The new facility incorporates modern and practical resources to facilitate and encourage specialized learning. These resources include centers for assistive technology; performing arts with a fully accessible stage; a fitness center for physically challenged students; a daily living model training apartment; and a school store modeled to support the Americans with Disabilities Act.
Superior architectural design allows each of these areas to simulate a “Main Street” environment and real life experiences.
Attending the ribbon-cutting ceremony were Sen. Tom Kean; Cranford Mayor David Robinson; Union County Freeholder Bette Jane Kowalski; Assemblywoman Nancy Munoz; and Glenn Mortimer, representing the office of U.S. Rep.
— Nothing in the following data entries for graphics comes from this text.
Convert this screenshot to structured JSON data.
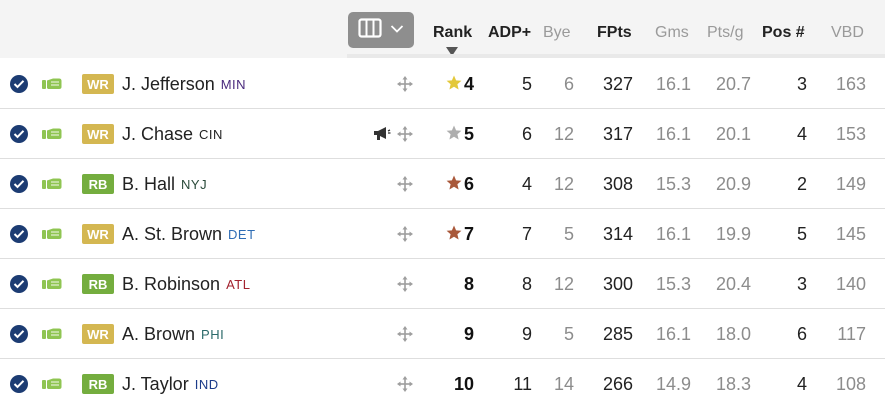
{
  "header": {
    "columns_button_icon": "columns-icon",
    "columns_button_chevron": "chevron-down-icon",
    "rank": "Rank",
    "adp": "ADP+",
    "bye": "Bye",
    "fpts": "FPts",
    "gms": "Gms",
    "ptsg": "Pts/g",
    "posnum": "Pos #",
    "vbd": "VBD",
    "sort_indicator": "sort-descending-arrow-icon"
  },
  "colors": {
    "wr_badge": "#d4b751",
    "rb_badge": "#74ad3e",
    "check": "#1c3c73",
    "hand": "#8fc552",
    "star_gold": "#e3c83a",
    "star_silver": "#aeaeae",
    "star_bronze": "#a9583a"
  },
  "players": [
    {
      "pos": "WR",
      "name": "J. Jefferson",
      "team": "MIN",
      "team_color": "#4a2a7d",
      "star": "gold",
      "news": false,
      "rank": "4",
      "adp": "5",
      "bye": "6",
      "fpts": "327",
      "gms": "16.1",
      "ptsg": "20.7",
      "posnum": "3",
      "vbd": "163"
    },
    {
      "pos": "WR",
      "name": "J. Chase",
      "team": "CIN",
      "team_color": "#222222",
      "star": "silver",
      "news": true,
      "rank": "5",
      "adp": "6",
      "bye": "12",
      "fpts": "317",
      "gms": "16.1",
      "ptsg": "20.1",
      "posnum": "4",
      "vbd": "153"
    },
    {
      "pos": "RB",
      "name": "B. Hall",
      "team": "NYJ",
      "team_color": "#2a4a3a",
      "star": "bronze",
      "news": false,
      "rank": "6",
      "adp": "4",
      "bye": "12",
      "fpts": "308",
      "gms": "15.3",
      "ptsg": "20.9",
      "posnum": "2",
      "vbd": "149"
    },
    {
      "pos": "WR",
      "name": "A. St. Brown",
      "team": "DET",
      "team_color": "#2f6db5",
      "star": "bronze",
      "news": false,
      "rank": "7",
      "adp": "7",
      "bye": "5",
      "fpts": "314",
      "gms": "16.1",
      "ptsg": "19.9",
      "posnum": "5",
      "vbd": "145"
    },
    {
      "pos": "RB",
      "name": "B. Robinson",
      "team": "ATL",
      "team_color": "#a3232f",
      "star": "none",
      "news": false,
      "rank": "8",
      "adp": "8",
      "bye": "12",
      "fpts": "300",
      "gms": "15.3",
      "ptsg": "20.4",
      "posnum": "3",
      "vbd": "140"
    },
    {
      "pos": "WR",
      "name": "A. Brown",
      "team": "PHI",
      "team_color": "#2b6a6a",
      "star": "none",
      "news": false,
      "rank": "9",
      "adp": "9",
      "bye": "5",
      "fpts": "285",
      "gms": "16.1",
      "ptsg": "18.0",
      "posnum": "6",
      "vbd": "117"
    },
    {
      "pos": "RB",
      "name": "J. Taylor",
      "team": "IND",
      "team_color": "#1c3c8a",
      "star": "none",
      "news": false,
      "rank": "10",
      "adp": "11",
      "bye": "14",
      "fpts": "266",
      "gms": "14.9",
      "ptsg": "18.3",
      "posnum": "4",
      "vbd": "108"
    }
  ]
}
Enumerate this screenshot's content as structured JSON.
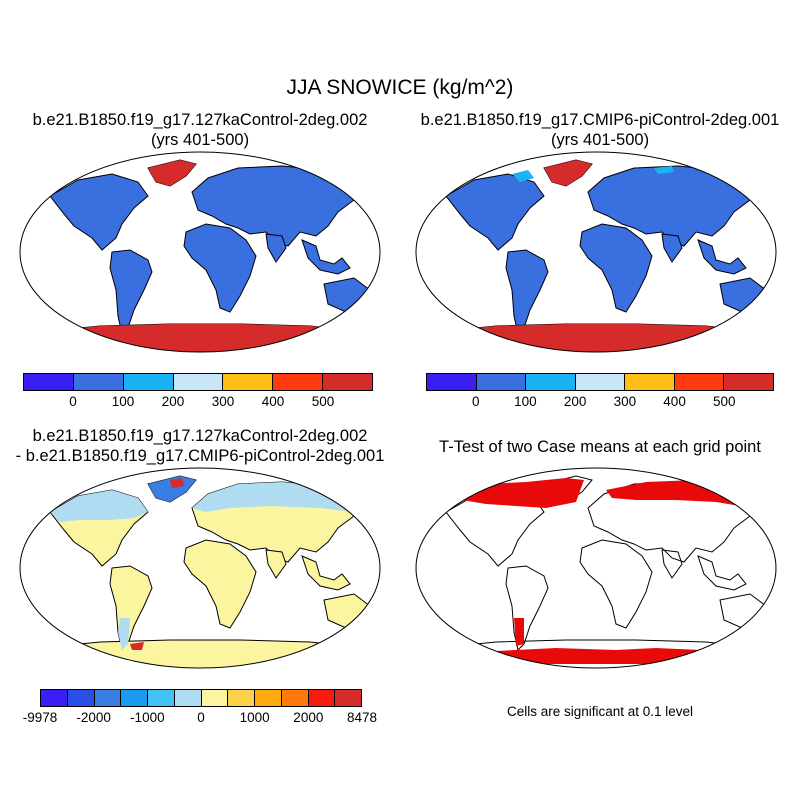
{
  "title": "JJA SNOWICE (kg/m^2)",
  "panels": {
    "case1": {
      "title_line1": "b.e21.B1850.f19_g17.127kaControl-2deg.002",
      "title_line2": "(yrs 401-500)"
    },
    "case2": {
      "title_line1": "b.e21.B1850.f19_g17.CMIP6-piControl-2deg.001",
      "title_line2": "(yrs 401-500)"
    },
    "diff": {
      "title_line1": "b.e21.B1850.f19_g17.127kaControl-2deg.002",
      "title_line2": "- b.e21.B1850.f19_g17.CMIP6-piControl-2deg.001"
    },
    "ttest": {
      "title_line1": "T-Test of two Case means at each grid point",
      "note": "Cells are significant at 0.1 level"
    }
  },
  "colorbars": {
    "abs": {
      "colors": [
        "#3a1ff5",
        "#3a6fe0",
        "#1ab2f0",
        "#c7e6f7",
        "#ffbf16",
        "#ff3a0e",
        "#d62b2b"
      ],
      "labels": [
        "0",
        "100",
        "200",
        "300",
        "400",
        "500"
      ]
    },
    "diff": {
      "colors": [
        "#3a1ff5",
        "#2b4fe6",
        "#3a7ee3",
        "#1a9bf0",
        "#44c1f5",
        "#b0dcf2",
        "#fcf5a0",
        "#ffd14a",
        "#ffaa10",
        "#ff7a0e",
        "#f51b0e",
        "#d62b2b"
      ],
      "labels": [
        "-9978",
        "-2000",
        "-1000",
        "0",
        "1000",
        "2000",
        "8478"
      ]
    }
  },
  "map_colors": {
    "land_case": "#3a6fe0",
    "high_snow": "#d62b2b",
    "mid_snow": "#1ab2f0",
    "diff_land": "#fcf5a0",
    "diff_neg": "#b0dcf2",
    "diff_neg_strong": "#3a7ee3",
    "diff_pos": "#d62b2b",
    "significant": "#e80a0a"
  }
}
Leonard Lance.
“The collective support the Cerebral Palsy League and Jardine Academy receive from local and state representatives of both the education and government arena is not only very gratifying to us as a school but also reflects the importance of continually advancing learning techniques that allow children and young adults with disabilities to lead more fulfilling lives,” Wolfel said.
“We believe it is imperative that education principles and processes advance. Our students and their families deserve no less. This new facility allows us to provide the education and care they deserve and to which we are committed.”
The Jardine Academy is approved by the New Jersey Department of Education and maintains Middle States Accreditation. The academy is dedicated as a Model Site of MOVE® (Mobility Opportunities Via Education), the internationally renowned mobility program for children and adults with physical disabilities, and is the only school in New Jersey that has been recognized by MOVE International for its excellence in the incorporation of MOVE principles.
Attending the ribbon-cutting ceremony for the new school facility at the Cerebral Palsy League’s Jardine Academy in Cranford were (from left): Greg Reddington of REDCO Engineering; Barry Bullis, school principal; Debra Wolfel, executive director of the Cerebral Palsy League; Cranford Mayor David Robinson; Se. Tom Kean; Union County Freeholder Bette Jane Kowalski; and Assemblywoman Nancy Munoz.